6 Hacks For Rebuilding Credit After Declaring Bankruptcy

6 Hacks For Rebuilding Credit After Declaring Bankruptcy 1

Usually, when you declare bankruptcy it is done to eliminate all your debts in order to begin focusing on creating positive cum lasting financial habits that make sure that you don’t incur any more debts in the future. A huge part of repairing your credit comes from taking steps to ensure you have a plan to build your credit. Here is how you can build your credit back after a bankruptcy.

  1. Create New Habits

If you had to come to a point where you had to declare that you are bankrupt, then know for sure that you have not had the most credible money habits. You have not handled your money well enough. It’s time now to change your spending habits and your mindset about money.
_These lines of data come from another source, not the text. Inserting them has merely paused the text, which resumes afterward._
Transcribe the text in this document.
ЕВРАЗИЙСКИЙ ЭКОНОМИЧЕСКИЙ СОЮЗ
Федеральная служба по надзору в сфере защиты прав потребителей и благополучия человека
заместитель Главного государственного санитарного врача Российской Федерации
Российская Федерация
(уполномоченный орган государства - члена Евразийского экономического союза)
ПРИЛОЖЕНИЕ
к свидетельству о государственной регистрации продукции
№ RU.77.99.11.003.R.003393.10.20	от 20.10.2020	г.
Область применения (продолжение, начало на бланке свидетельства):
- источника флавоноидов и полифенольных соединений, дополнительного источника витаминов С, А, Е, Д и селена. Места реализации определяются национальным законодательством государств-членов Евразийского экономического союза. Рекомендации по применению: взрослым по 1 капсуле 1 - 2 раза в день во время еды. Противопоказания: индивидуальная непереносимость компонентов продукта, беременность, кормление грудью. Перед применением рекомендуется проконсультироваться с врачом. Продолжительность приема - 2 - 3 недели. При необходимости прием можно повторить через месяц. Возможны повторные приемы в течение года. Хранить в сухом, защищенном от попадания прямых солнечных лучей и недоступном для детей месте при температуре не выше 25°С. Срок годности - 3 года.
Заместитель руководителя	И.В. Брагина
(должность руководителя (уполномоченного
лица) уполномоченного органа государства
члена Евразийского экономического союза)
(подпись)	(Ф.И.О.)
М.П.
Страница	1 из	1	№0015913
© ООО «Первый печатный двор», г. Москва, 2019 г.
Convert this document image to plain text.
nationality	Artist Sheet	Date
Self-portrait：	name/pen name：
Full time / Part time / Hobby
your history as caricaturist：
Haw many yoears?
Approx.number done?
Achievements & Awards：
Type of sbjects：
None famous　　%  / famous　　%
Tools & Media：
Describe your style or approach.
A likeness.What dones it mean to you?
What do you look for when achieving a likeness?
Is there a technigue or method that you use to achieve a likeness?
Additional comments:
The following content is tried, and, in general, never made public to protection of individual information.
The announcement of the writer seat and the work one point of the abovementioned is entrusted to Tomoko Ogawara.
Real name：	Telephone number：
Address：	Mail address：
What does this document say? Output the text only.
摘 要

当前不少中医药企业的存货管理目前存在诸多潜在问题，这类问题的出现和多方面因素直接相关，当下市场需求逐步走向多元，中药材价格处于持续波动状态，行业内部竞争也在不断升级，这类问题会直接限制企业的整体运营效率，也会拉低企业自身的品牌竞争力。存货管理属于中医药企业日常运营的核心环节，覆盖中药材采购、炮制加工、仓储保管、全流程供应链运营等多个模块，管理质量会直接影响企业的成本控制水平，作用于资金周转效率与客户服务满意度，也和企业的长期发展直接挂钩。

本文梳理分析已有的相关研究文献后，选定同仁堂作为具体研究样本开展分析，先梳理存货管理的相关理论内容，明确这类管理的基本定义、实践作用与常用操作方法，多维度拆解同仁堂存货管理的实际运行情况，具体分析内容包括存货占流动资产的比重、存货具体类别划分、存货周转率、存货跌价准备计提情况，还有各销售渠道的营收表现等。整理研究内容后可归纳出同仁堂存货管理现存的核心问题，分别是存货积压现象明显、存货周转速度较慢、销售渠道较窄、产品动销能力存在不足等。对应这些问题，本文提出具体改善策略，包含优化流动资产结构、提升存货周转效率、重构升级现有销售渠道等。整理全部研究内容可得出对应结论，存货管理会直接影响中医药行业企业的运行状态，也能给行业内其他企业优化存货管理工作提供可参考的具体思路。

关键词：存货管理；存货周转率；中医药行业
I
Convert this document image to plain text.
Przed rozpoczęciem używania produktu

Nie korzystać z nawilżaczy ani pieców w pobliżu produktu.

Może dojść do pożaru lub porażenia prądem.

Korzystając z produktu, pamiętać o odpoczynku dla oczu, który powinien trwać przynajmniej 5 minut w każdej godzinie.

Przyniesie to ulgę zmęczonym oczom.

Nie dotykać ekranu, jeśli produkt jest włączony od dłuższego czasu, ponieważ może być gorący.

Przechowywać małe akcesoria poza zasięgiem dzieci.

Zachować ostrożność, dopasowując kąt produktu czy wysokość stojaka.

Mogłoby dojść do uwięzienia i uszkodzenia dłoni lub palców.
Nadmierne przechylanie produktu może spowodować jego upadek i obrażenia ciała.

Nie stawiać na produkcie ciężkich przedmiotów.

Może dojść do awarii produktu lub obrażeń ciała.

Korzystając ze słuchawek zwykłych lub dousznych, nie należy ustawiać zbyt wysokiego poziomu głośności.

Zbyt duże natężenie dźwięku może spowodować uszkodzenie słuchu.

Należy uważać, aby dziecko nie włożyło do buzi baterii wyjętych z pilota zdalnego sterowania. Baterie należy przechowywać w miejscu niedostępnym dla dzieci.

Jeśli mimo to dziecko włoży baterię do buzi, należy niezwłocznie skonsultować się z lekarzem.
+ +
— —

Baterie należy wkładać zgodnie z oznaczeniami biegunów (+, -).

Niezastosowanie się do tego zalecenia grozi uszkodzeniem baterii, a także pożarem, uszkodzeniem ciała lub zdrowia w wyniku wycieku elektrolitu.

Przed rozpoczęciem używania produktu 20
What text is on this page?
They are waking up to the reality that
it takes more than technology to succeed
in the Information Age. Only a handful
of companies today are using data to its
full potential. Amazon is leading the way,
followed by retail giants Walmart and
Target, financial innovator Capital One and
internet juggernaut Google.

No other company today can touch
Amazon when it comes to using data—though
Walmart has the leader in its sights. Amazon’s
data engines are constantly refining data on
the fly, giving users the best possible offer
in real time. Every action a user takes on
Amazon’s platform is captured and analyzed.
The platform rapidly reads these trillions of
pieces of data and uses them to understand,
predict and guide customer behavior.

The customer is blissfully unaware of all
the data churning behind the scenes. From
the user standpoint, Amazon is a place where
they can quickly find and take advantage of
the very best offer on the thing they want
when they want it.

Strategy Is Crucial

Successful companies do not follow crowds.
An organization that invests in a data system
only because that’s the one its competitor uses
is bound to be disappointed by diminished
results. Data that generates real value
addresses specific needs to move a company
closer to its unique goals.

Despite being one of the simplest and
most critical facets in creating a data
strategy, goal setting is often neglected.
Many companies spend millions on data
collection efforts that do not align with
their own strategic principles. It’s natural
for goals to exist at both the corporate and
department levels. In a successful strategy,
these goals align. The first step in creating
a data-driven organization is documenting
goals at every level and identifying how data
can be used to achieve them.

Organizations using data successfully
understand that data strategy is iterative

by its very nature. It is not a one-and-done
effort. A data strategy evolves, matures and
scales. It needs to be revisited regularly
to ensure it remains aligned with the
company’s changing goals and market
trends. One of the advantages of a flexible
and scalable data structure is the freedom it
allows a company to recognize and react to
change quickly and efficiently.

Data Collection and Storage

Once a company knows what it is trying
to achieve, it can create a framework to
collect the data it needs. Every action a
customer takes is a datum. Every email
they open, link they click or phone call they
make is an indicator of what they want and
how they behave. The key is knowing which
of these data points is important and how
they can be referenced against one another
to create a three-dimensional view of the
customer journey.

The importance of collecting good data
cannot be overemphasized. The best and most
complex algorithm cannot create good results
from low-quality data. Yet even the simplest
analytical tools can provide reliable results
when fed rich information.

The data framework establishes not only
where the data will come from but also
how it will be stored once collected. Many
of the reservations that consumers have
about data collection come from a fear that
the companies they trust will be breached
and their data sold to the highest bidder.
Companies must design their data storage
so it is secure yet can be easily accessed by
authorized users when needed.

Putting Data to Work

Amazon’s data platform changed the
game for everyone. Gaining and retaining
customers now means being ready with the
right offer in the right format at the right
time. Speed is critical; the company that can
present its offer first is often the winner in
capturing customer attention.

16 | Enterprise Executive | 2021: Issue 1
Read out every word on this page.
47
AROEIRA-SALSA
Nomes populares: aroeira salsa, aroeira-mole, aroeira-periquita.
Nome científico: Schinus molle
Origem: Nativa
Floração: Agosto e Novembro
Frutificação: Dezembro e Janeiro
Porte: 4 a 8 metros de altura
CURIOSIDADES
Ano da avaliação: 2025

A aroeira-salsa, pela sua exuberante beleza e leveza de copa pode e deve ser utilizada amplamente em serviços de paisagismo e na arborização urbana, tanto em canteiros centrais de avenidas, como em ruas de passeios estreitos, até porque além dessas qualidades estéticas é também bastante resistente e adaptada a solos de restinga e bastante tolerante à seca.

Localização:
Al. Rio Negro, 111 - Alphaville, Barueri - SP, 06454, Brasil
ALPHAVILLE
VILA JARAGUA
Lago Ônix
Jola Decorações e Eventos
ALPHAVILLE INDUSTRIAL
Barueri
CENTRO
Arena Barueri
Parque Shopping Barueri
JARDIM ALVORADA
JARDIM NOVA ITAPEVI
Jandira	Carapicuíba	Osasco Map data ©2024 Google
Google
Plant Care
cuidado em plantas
If you do not take steps to change those habits, you will not be able to come out of bankruptcy and/or it will put you in a cycle of money problems.

  1. Building an emergency fund

A good way to avoid incurring any more debts by getting credit is by setting aside part of your income to build an emergency fund. By doing this one is able to use the saved money from the emergency fund for unexpected expenses without further ruing the credit build.

  1. Don’t get a new credit

Once the heat of bankruptcy passes it can become easier to go back into the old money habits that lead you to bankruptcy in the first place. So, don’t forget that and rush into getting new credit. If you start by taking a credit then there is no way you can stick to the budget plan that you created to avoid getting into this situation. Even if you cannot survive without taking a new line of credit, don’t do it unless you have a plan set up to pay it off regularly.

  1. Secure the credit gained
    One of the many ways to try and secure the credit that you have gained after the bankruptcy is by avoiding the use of multiple credit cards after bankruptcy. A credit card is supposed to be used to rebuild your credit score, not to be relied on to make extravagant purchases.
  2. Don’t carry a balance
    You should use the credit you own to make regular payments on the budget that is accounted for. The key is to pay off the entire bill in full rather than using the cash in hand (in the wallet) and using that to pay off bills. If you start paying with cash, chances are that you don’t pay the entire bill at a go, which will incur more late charges on your payments and thus cause a vicious cycle of paying after the due date, paying a fine. Thus, incurring more debt.
  3. Monitor Your Credit Report
    Lastly, always take a careful look at your credit report. Credit reports are given out freely once in a year. Look up your credit report to see if there are any discrepancies or errors made by the bureau and ensure that your credit report is updated always. There is no way that I would like to be surprised about these discrepancies in your credit report when you later plan to use this credit.

These are just a few of the hacks to rebuilding credit scores after bankruptcy. The foremost thing to remember, however, is that one should not rush into trying to build their credit. The key is to work with a budget and stick to the budget while holding off money and creating an emergency fund for unexpected expenses.